The canal architecture also adds interest to the scenery, with distinctive swing bridges, classic hump-backed bridges and restored and unrestored locks.

The Pocklington Canal history

The canal was one of the last to be built, and was promoted by prosperous local farmers who sought more effective means of transporting their goods to the fast-growing towns of West Yorkshire. Its Act was passed in 1815, and it opened three years later.

The Pocklington is one of the few canals in Britain that were completed for less than the original estimated cost, costing only £32,695. Coal, lime, fertiliser and industrial goods were carried to Pocklington, and agricultural produce was sent out to the West Riding.

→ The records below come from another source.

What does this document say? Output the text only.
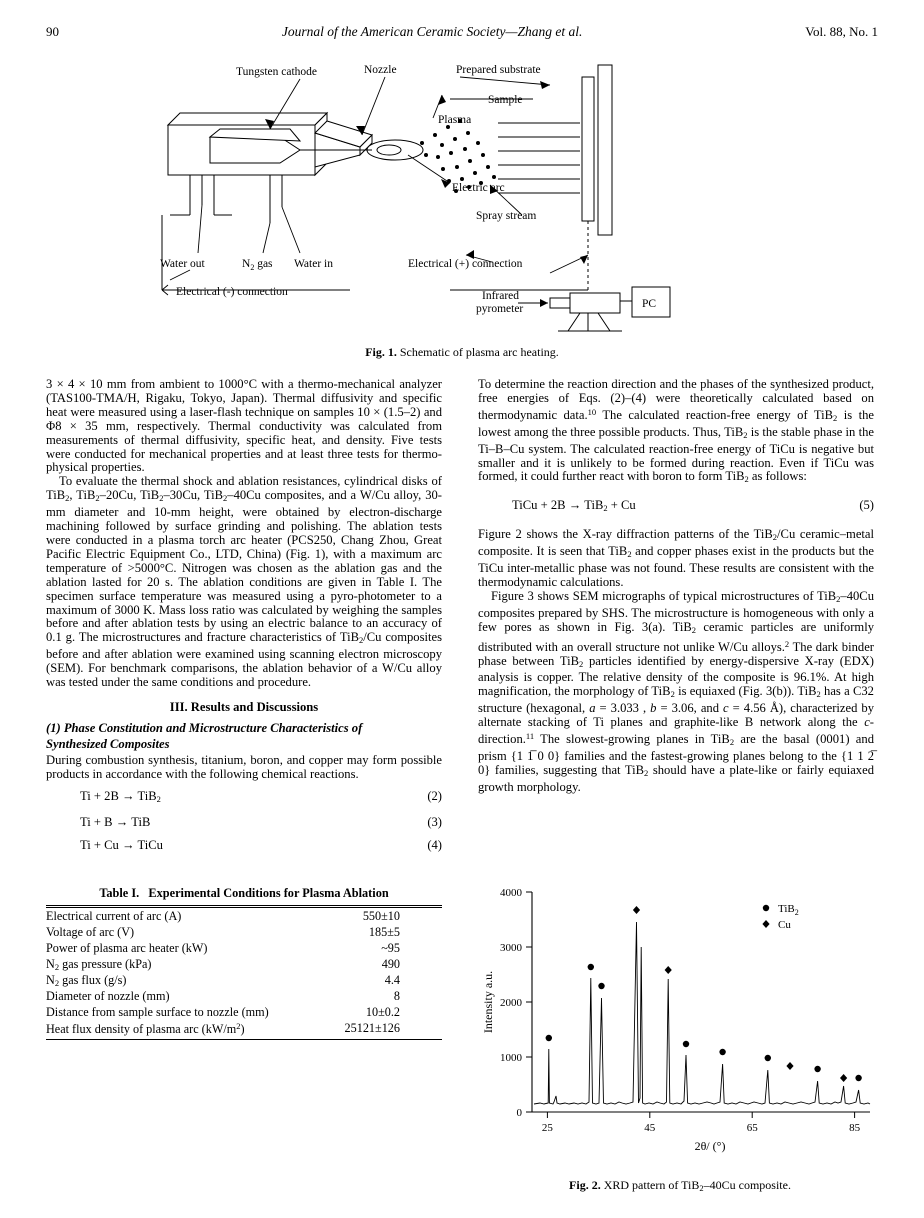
90	Journal of the American Ceramic Society—Zhang et al.	Vol. 88, No. 1
Tungsten cathode	Nozzle	Prepared substrate
Sample
Plasma
Electric arc
Spray stream
Water out	$N_2$ gas Water in
Electrical (-) connection
Electrical (+) connection
Infrared
pyrometer	PC
Fig. 1. Schematic of plasma arc heating.

3 × 4 × 10 mm from ambient to 1000°C with a thermo-mechanical analyzer (TAS100-TMA/H, Rigaku, Tokyo, Japan). Thermal diffusivity and specific heat were measured using a laser-flash technique on samples 10 × (1.5–2) and Φ8 × 35 mm, respectively. Thermal conductivity was calculated from measurements of thermal diffusivity, specific heat, and density. Five tests were conducted for mechanical properties and at least three tests for thermo-physical properties.

To evaluate the thermal shock and ablation resistances, cylindrical disks of TiB$_2$, TiB$_2$–20Cu, TiB$_2$–30Cu, TiB$_2$–40Cu composites, and a W/Cu alloy, 30-mm diameter and 10-mm height, were obtained by electron-discharge machining followed by surface grinding and polishing. The ablation tests were conducted in a plasma torch arc heater (PCS250, Chang Zhou, Great Pacific Electric Equipment Co., LTD, China) (Fig. 1), with a maximum arc temperature of >5000°C. Nitrogen was chosen as the ablation gas and the ablation lasted for 20 s. The ablation conditions are given in Table I. The specimen surface temperature was measured using a pyro-photometer to a maximum of 3000 K. Mass loss ratio was calculated by weighing the samples before and after ablation tests by using an electric balance to an accuracy of 0.1 g. The microstructures and fracture characteristics of TiB$_2$/Cu composites before and after ablation were examined using scanning electron microscopy (SEM). For benchmark comparisons, the ablation behavior of a W/Cu alloy was tested under the same conditions and procedure.

III. Results and Discussions
(1) Phase Constitution and Microstructure Characteristics of
Synthesized Composites

During combustion synthesis, titanium, boron, and copper may form possible products in accordance with the following chemical reactions.

Ti + 2B → TiB$_2$	(2)
Ti + B → TiB	(3)
Ti + Cu → TiCu	(4)
Table I. Experimental Conditions for Plasma Ablation
Electrical current of arc (A)	550±10
Voltage of arc (V)	185±5
Power of plasma arc heater (kW)	~95
$N_2$ gas pressure (kPa)	490
$N_2$ gas flux (g/s)	4.4
Diameter of nozzle (mm)	8
Distance from sample surface to nozzle (mm)	10±0.2
Heat flux density of plasma arc $(kW/m^2)$	25121±126

To determine the reaction direction and the phases of the synthesized product, free energies of Eqs. (2)–(4) were theoretically calculated based on thermodynamic data.$^{10}$ The calculated reaction-free energy of TiB$_2$ is the lowest among the three possible products. Thus, TiB$_2$ is the stable phase in the Ti–B–Cu system. The calculated reaction-free energy of TiCu is negative but smaller and it is unlikely to be formed during reaction. Even if TiCu was formed, it could further react with boron to form TiB$_2$ as follows:

TiCu + 2B → TiB$_2$ + Cu	(5)

Figure 2 shows the X-ray diffraction patterns of the TiB$_2$/Cu ceramic–metal composite. It is seen that TiB$_2$ and copper phases exist in the products but the TiCu inter-metallic phase was not found. These results are consistent with the thermodynamic calculations.

Figure 3 shows SEM micrographs of typical microstructures of TiB$_2$–40Cu composites prepared by SHS. The microstructure is homogeneous with only a few pores as shown in Fig. 3(a). TiB$_2$ ceramic particles are uniformly distributed with an overall structure not unlike W/Cu alloys.$^2$ The dark binder phase between TiB$_2$ particles identified by energy-dispersive X-ray (EDX) analysis is copper. The relative density of the composite is 96.1%. At high magnification, the morphology of TiB$_2$ is equiaxed (Fig. 3(b)). TiB$_2$ has a C32 structure (hexagonal, a = 3.033 , b = 3.06, and c = 4.56 Å), characterized by alternate stacking of Ti planes and graphite-like B network along the c-direction.$^{11}$ The slowest-growing planes in TiB$_2$ are the basal (0001) and prism {1 1̅ 0 0} families and the fastest-growing planes belong to the {1 1 2̅ 0} families, suggesting that TiB$_2$ should have a plate-like or fairly equiaxed growth morphology.

0
1000
2000
3000
4000
25	45	65	85
2θ/ (°)
Intensity a.u.
TiB$_2$
Cu
Fig. 2. XRD pattern of TiB$_2$–40Cu composite.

It was taken over by the York & North Midlands Railway in 1848, after just thirty years of operation. During the middle part of the last century the canal fell into disuse and became unnavigable. Despite plans in the 1950s to turn it into a dumping ground for chalk sludge, the canal survived, thanks to an active restoration group." link

The Bridge

The canal was built with two different types of bridge. Brick arch bridges were constructed where there was an existing road and it needed to carry traffic over the canal.

In other cases the canal cut across farmland and a bridge was required to give the farmer access to both sides of the canal. A swing bridge was a cheaper alternative than an arch bridge and were built with a pintle that allowed them to swing to let boats pass.

These bridges were originally made of wood and after the canal closed were replaced with fixed bridges.

When the canal reopened new swing bridges were constructed from steel.

They are normally left across the canal to give the farmers easy access to their fields. They are locked and boatowners carry a key to allow them to open the bridge to let the boat pass, they then swing the bridge back and relock it.

The bridge has to be strong enough to allow farm equipment such as tractors across but has a maximum load of 10 Tons.

The bridge also carries a public footpath that connects Main Street in Melbourne with Field Lane outside Thornton.
Bridge Type: Swing Bridge

Built: 07/19/1987

Pedestrian Traffic: yes

Bicycle Traffic: yes

Vehicular Traffic: yes

Railway Traffic: no

Span: Not listed

Visit Instructions:
Take a picture of the bridge and record the exact coordinates where the picture was taken.